Let $p\in\mathbb{N}^*$, and let $\sigma=\langle y_n:n\in\mathbb{N}\rangle$ be a sequence in $Y$. Say that $y\in Y$ is the $p$-limit of $\sigma$, written $$y=p\text{ -}\lim_n y_n\;,$$ if $\{n\in\mathbb{N}:y_n\in U\}\in p$ for every nbhd $U$ of $y$. If you think of the members of $p$ as ‘large’ subsets of $\mathbb{N}$, this says that $y$ is the $p$-limit of $\sigma$ iff every nbhd of $y$ contains a ‘large’ set of the terms of $\sigma$. Since $Y$ is compact and Hausdorff, every sequence in $Y$ has a unique $p$-limit.

Uniqueness is an easy consequence of the fact that $Y$ is Hausdorff.
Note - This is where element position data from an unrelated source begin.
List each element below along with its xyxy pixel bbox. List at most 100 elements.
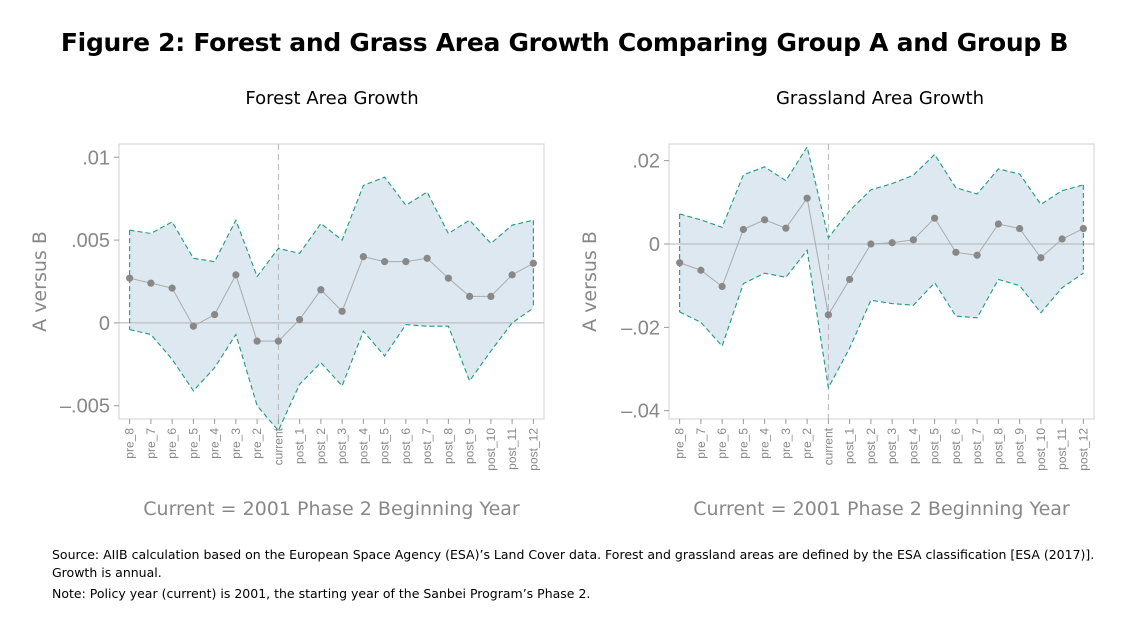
x-tick-label: post_1 (843, 428, 857, 464)
x-tick-label: pre_8 (123, 428, 137, 459)
y-tick-label: 0 (649, 234, 660, 256)
x-tick-label: pre_8 (673, 428, 687, 459)
y-tick-label: –.005 (60, 396, 110, 418)
estimate-point (1037, 254, 1045, 262)
estimate-point (1079, 224, 1087, 233)
estimate-point (1016, 224, 1024, 233)
x-tick-label: post_4 (356, 428, 370, 464)
x-tick-label: post_7 (970, 428, 984, 464)
x-tick-label: post_6 (949, 428, 963, 464)
estimate-point (718, 282, 726, 291)
x-tick-label: post_10 (1034, 428, 1048, 471)
x-tick-label: post_1 (293, 428, 307, 464)
x-tick-label: post_3 (885, 428, 899, 464)
y-axis-title: A versus B (579, 231, 601, 332)
estimate-point (973, 251, 981, 259)
x-tick-label: pre_4 (208, 428, 222, 459)
estimate-point (359, 253, 367, 261)
estimate-point (508, 271, 516, 279)
estimate-point (994, 220, 1002, 228)
estimate-point (697, 266, 705, 274)
estimate-point (274, 337, 282, 345)
estimate-point (317, 286, 325, 294)
x-tick-label: post_8 (991, 428, 1005, 464)
confidence-band (679, 146, 1084, 388)
x-tick-label: pre_5 (736, 428, 750, 459)
policy-note: Note: Policy year (current) is 2001, the… (52, 586, 591, 601)
estimate-point (931, 214, 939, 222)
x-tick-label: post_10 (484, 428, 498, 471)
y-tick-label: .01 (82, 147, 110, 169)
lower-ci-line (129, 307, 534, 432)
x-axis-title: Current = 2001 Phase 2 Beginning Year (693, 498, 1070, 520)
estimate-point (168, 284, 176, 292)
x-tick-label: post_2 (314, 428, 328, 464)
estimate-point (888, 239, 896, 247)
estimate-point (952, 248, 960, 256)
y-tick-label: –.04 (621, 401, 660, 423)
x-tick-label: pre_3 (779, 428, 793, 459)
forest-growth-chart: –.005 0 .005 .01 pre_8 pre_7 pre_6 pre_5 pre_4 pr… (29, 143, 545, 520)
estimate-point (402, 258, 410, 266)
estimate-point (211, 311, 219, 319)
x-tick-label: post_12 (1076, 428, 1090, 471)
estimate-point (189, 322, 197, 330)
x-tick-label: pre_5 (186, 428, 200, 459)
x-tick-label: pre_4 (758, 428, 772, 459)
x-tick-label: post_6 (399, 428, 413, 464)
x-tick-label: post_3 (335, 428, 349, 464)
estimate-point (296, 316, 304, 324)
estimate-point (846, 275, 854, 284)
x-tick-label: post_9 (463, 428, 477, 464)
upper-ci-line (129, 176, 534, 278)
x-tick-label: post_4 (906, 428, 920, 464)
x-tick-label: pre_3 (229, 428, 243, 459)
x-tick-label: post_7 (420, 428, 434, 464)
x-tick-label: post_2 (864, 428, 878, 464)
y-axis-title: A versus B (29, 231, 51, 332)
x-axis-title: Current = 2001 Phase 2 Beginning Year (143, 498, 520, 520)
estimate-point (909, 236, 917, 244)
forest-panel-title: Forest Area Growth (245, 88, 419, 109)
x-tick-label: current (821, 427, 835, 465)
x-tick-label: post_8 (441, 428, 455, 464)
estimate-point (529, 259, 537, 267)
estimate-point (444, 274, 452, 282)
x-tick-label: pre_7 (144, 428, 158, 459)
estimate-point (676, 259, 684, 267)
estimate-line (129, 256, 534, 342)
estimate-point (803, 194, 811, 202)
estimate-point (1058, 235, 1066, 243)
x-tick-label: post_5 (378, 428, 392, 464)
estimate-point (466, 292, 474, 301)
estimate-point (381, 258, 389, 266)
x-tick-label: post_12 (526, 428, 540, 471)
estimate-point (232, 271, 240, 279)
estimate-point (487, 292, 495, 301)
y-tick-label: .02 (632, 151, 660, 173)
y-tick-label: .005 (71, 230, 110, 252)
estimate-point (253, 337, 261, 345)
x-tick-label: post_9 (1013, 428, 1027, 464)
confidence-band (129, 177, 534, 431)
estimate-point (423, 254, 431, 262)
estimate-point (824, 311, 832, 319)
estimate-line (679, 196, 1084, 317)
x-tick-label: pre_7 (694, 428, 708, 459)
y-tick-label: –.02 (621, 317, 660, 339)
estimate-point (761, 216, 769, 224)
x-tick-label: post_5 (928, 428, 942, 464)
estimate-point (126, 274, 134, 282)
estimate-point (338, 307, 346, 315)
estimate-point (867, 240, 875, 248)
figure-title: Figure 2: Forest and Grass Area Growth C… (60, 28, 1069, 57)
estimate-point (147, 279, 155, 287)
y-tick-label: 0 (99, 313, 110, 335)
x-tick-label: pre_2 (250, 428, 264, 459)
x-tick-label: current (271, 427, 285, 465)
x-tick-label: post_11 (1055, 428, 1069, 470)
grassland-panel-title: Grassland Area Growth (775, 88, 985, 109)
x-tick-label: pre_6 (165, 428, 179, 459)
source-note: Source: AIIB calculation based on the Eu… (52, 547, 1095, 580)
estimate-point (739, 225, 747, 234)
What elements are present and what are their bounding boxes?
To show existence, let $\sigma=\langle y_n:n\in\mathbb{N}\rangle$ be a sequence in $Y$, and let $p\in\mathbb{N}^*$. For each $U\in p$ let $$A_U=\{n\in\mathbb{N}:y_n\in U\}\;,$$ and let $K_U=\operatorname{cl}A_U$; the family $\mathscr{K}\triangleq\{K_U:U\in p\}$ is centred (i.e., has the finite intersection property), and $Y$ is compact, so $\bigcap\mathscr{K}\ne\varnothing$. Suppose that $y\in\bigcap\mathscr{K}$, and let $V$ be a nbhd of $y$. Let $B_V=\{n\in\mathbb{N}:y_n\in V\}$; then $B_V\cap A_U\ne\varnothing$ for each $U\in p$, and $p$ is an ultrafilter, to $B_V\in p$, and $y$ is therefore a $p$-limit of $\sigma$.

Now let $f:N\to Y$ be any function. Let $\sigma=\langle f(F_n):n\in\mathbb{N}\rangle$. We just saw that for each $p\in\mathbb{N}^*$ the sequence $\sigma$ has a unique $p$-limit. Extend $f$ to $f^*$ by setting $$f^*(F_n)=f(F_n)$$ for $n\in\mathbb{N}$ and $$f^*(p)=p\text{ -}\lim_n f(F_n)$$ for $p\in\mathbb{N}^*$. You shouldn’t have too much trouble showing that this $f^*$ is continuous.